By Jim Fanning
Of all Disney’s wonderfully wicked witches, one stands out as the most deliciously demented dame around. Which witch is it, you ask? Well, which witch lives in a cottage so creepy it’s shaped like a pointy hat? Who keeps a bright flower on her windowsill just so she can wilt it? Who makes up rules so she can break them? Who is so determined to win any game—she loves games—that when we first see her, the wily witch is cheating at solitaire? Who? It’s none other than Madam Mim. This wild, weird woman first took flight (make that fright) in Walt Disney’s The Sword in The Stone (1963)—and as we celebrate that animated feature as 50 and Fabulous, we pay a fond, if somewhat terrified, Halloween tribute to its breakout star.

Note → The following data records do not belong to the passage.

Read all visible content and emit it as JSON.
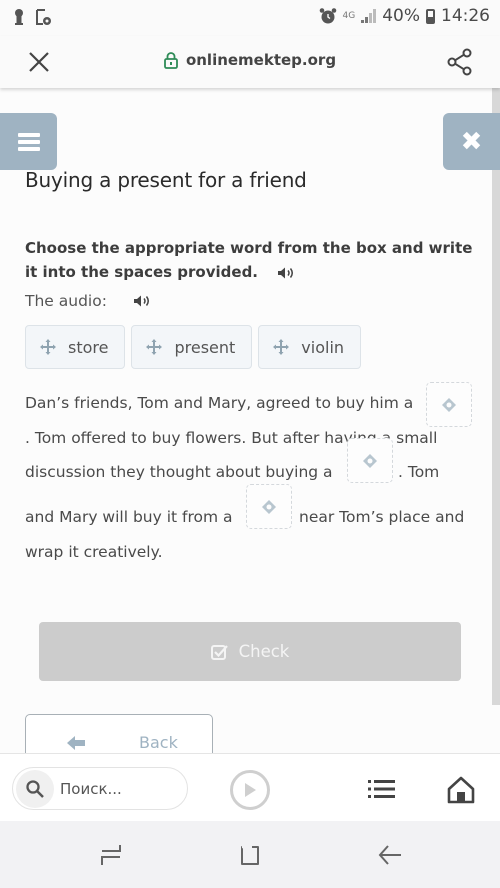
{
  "status_bar": {
    "network": "4G",
    "battery": "40%",
    "time": "14:26"
  },
  "browser": {
    "url": "onlinemektep.org",
    "secure": true
  },
  "lesson": {
    "title": "Buying a present for a friend",
    "instruction": "Choose the appropriate word from the box and write it into the spaces provided.",
    "audio_label": "The audio:",
    "word_bank": [
      "store",
      "present",
      "violin"
    ],
    "passage": {
      "line1": "Dan’s friends, Tom and Mary, agreed to buy him a",
      "line2": ". Tom offered to buy flowers. But after having a small",
      "line3a": "discussion they thought about buying a",
      "line3b": ". Tom",
      "line4a": "and Mary will buy it from a",
      "line4b": "near Tom’s place and",
      "line5": "wrap it creatively."
    },
    "blanks": [
      "",
      "",
      ""
    ],
    "check_label": "Check",
    "back_label": "Back"
  },
  "toolbar": {
    "search_placeholder": "Поиск..."
  },
  "colors": {
    "accent": "#9fb3c2",
    "check_disabled": "#cccccc",
    "secure_lock": "#2e8b57"
  }
}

As Mim would be the first to forcefully inform you, it’s no shock that she became a headliner (even if she is a horrible old hag). Look at the talent backing the old girl up: her directing animators were Disney Legends Milt Kahl and Frank Thomas, and she even had her own theme song, “Mad Madam Mim,” composed by Disney Legends Richard and Robert Sherman. Then there’s her voice—elderly but energetic and punctuated with a spontaneous screech of a laugh. Mim’s inimitable vocalizations were created by Martha Wentworth, who had also unforgettably voiced Jenny Wren in Walt Disney’s 1935 Silly Symphony Who Killed Cock Robin? nearly 30 years earlier.

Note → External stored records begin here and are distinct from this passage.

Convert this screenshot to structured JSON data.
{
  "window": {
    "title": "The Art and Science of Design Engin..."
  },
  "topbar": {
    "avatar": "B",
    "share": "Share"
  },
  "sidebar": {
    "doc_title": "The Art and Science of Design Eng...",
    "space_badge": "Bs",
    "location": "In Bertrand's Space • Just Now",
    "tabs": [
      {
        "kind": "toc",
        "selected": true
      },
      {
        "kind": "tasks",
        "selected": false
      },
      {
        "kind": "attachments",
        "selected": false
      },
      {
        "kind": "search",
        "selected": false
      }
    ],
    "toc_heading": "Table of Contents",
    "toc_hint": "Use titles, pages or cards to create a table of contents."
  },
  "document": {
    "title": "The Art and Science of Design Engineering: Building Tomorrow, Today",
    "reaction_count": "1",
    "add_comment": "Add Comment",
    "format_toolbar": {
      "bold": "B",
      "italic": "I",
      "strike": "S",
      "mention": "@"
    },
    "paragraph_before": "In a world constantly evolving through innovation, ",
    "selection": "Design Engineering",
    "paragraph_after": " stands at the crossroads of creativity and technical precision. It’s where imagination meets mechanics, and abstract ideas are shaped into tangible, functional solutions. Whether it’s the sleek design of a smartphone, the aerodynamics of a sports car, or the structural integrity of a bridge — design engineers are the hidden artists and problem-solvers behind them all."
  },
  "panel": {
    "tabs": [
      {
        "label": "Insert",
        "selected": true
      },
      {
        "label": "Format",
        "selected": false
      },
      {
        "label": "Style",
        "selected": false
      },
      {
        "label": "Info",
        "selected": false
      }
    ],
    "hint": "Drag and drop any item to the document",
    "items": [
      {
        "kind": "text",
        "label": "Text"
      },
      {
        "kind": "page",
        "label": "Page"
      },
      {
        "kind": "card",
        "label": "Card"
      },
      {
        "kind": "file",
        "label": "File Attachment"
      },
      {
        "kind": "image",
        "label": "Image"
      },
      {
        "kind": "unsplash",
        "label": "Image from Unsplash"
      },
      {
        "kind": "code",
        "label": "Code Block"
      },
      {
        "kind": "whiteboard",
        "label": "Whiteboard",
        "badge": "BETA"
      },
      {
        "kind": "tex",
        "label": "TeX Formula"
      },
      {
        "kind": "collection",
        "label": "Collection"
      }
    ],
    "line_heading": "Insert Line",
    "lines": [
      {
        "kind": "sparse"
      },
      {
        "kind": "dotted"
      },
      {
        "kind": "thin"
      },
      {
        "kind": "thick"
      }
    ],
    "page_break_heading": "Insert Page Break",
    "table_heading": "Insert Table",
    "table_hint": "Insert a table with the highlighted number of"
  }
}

According to Frank Thomas, Madam Mim is “a contrast of wild actions and restraint, with unexpected outbursts accenting her overall timing”—and her wacky, witchy unpredictably made her a natural for zany comic book stories.
In addition to co-starring with such fellow villains as the Phantom Blot and the Beagle Boys in their publications, old Mimsey was regularly showcased in Walt Disney’s Comics and Stories, even to the point of being enshrined on the cover of that flagship periodical—with Mickey, Donald, and Goofy.

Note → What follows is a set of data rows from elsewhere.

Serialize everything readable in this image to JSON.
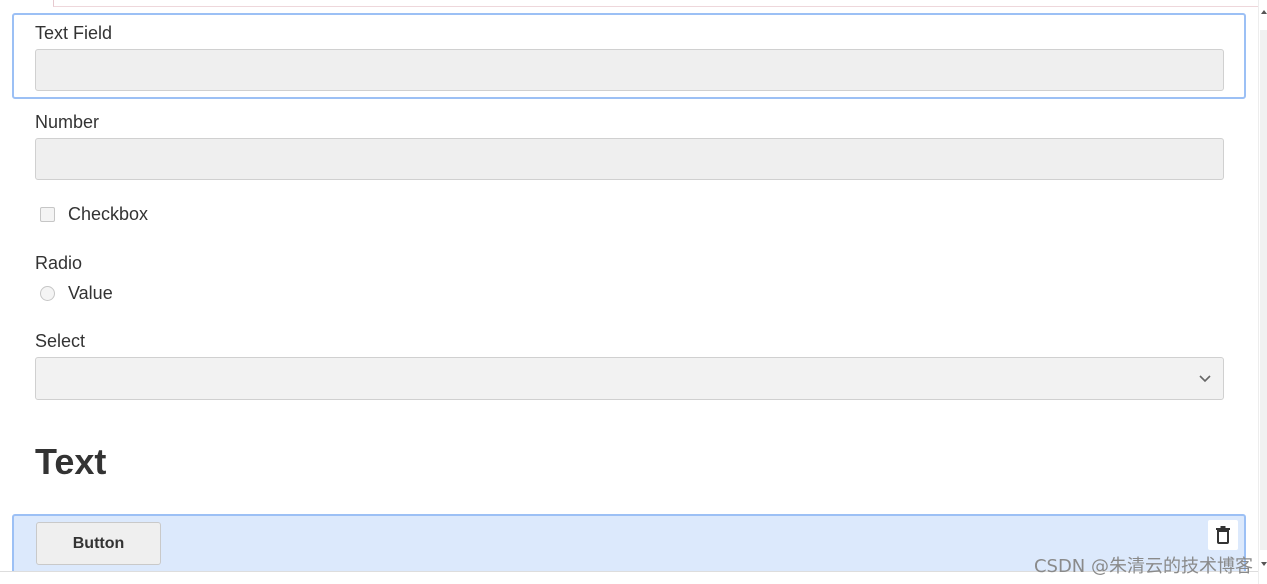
{
  "form": {
    "text_field_label": "Text Field",
    "text_field_value": "",
    "number_label": "Number",
    "number_value": "",
    "checkbox_label": "Checkbox",
    "radio_label": "Radio",
    "radio_option": "Value",
    "select_label": "Select",
    "select_value": "",
    "heading": "Text",
    "button_label": "Button"
  },
  "icons": {
    "delete": "trash-icon",
    "select_arrow": "chevron-down-icon"
  },
  "colors": {
    "selection_border": "#9cc0f5",
    "selected_panel_bg": "#dce9fc",
    "input_bg": "#efefef"
  },
  "watermark": "CSDN @朱清云的技术博客"
}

But why settle for the cover when you can be the centerfold? In the premiere issue of the Wonderful World of Disney magazine, published in 1968, Madam Mim was chosen as Monster of the Month in the form of a kooky fire-breathing dragon, animated in the film by Milt and Frank’s fellow member of the elite Nine Old Men animation squad, Eric Larson. Did we say Monster of the Month?…
…That’s too limiting for someone of Mim’s eldritch abilities and overwhelming boo–eauty. She’s truly a monster for all seasons, but most especially Halloween—for she’s the mad, magnificent, monstrously marvelous Madam Mim!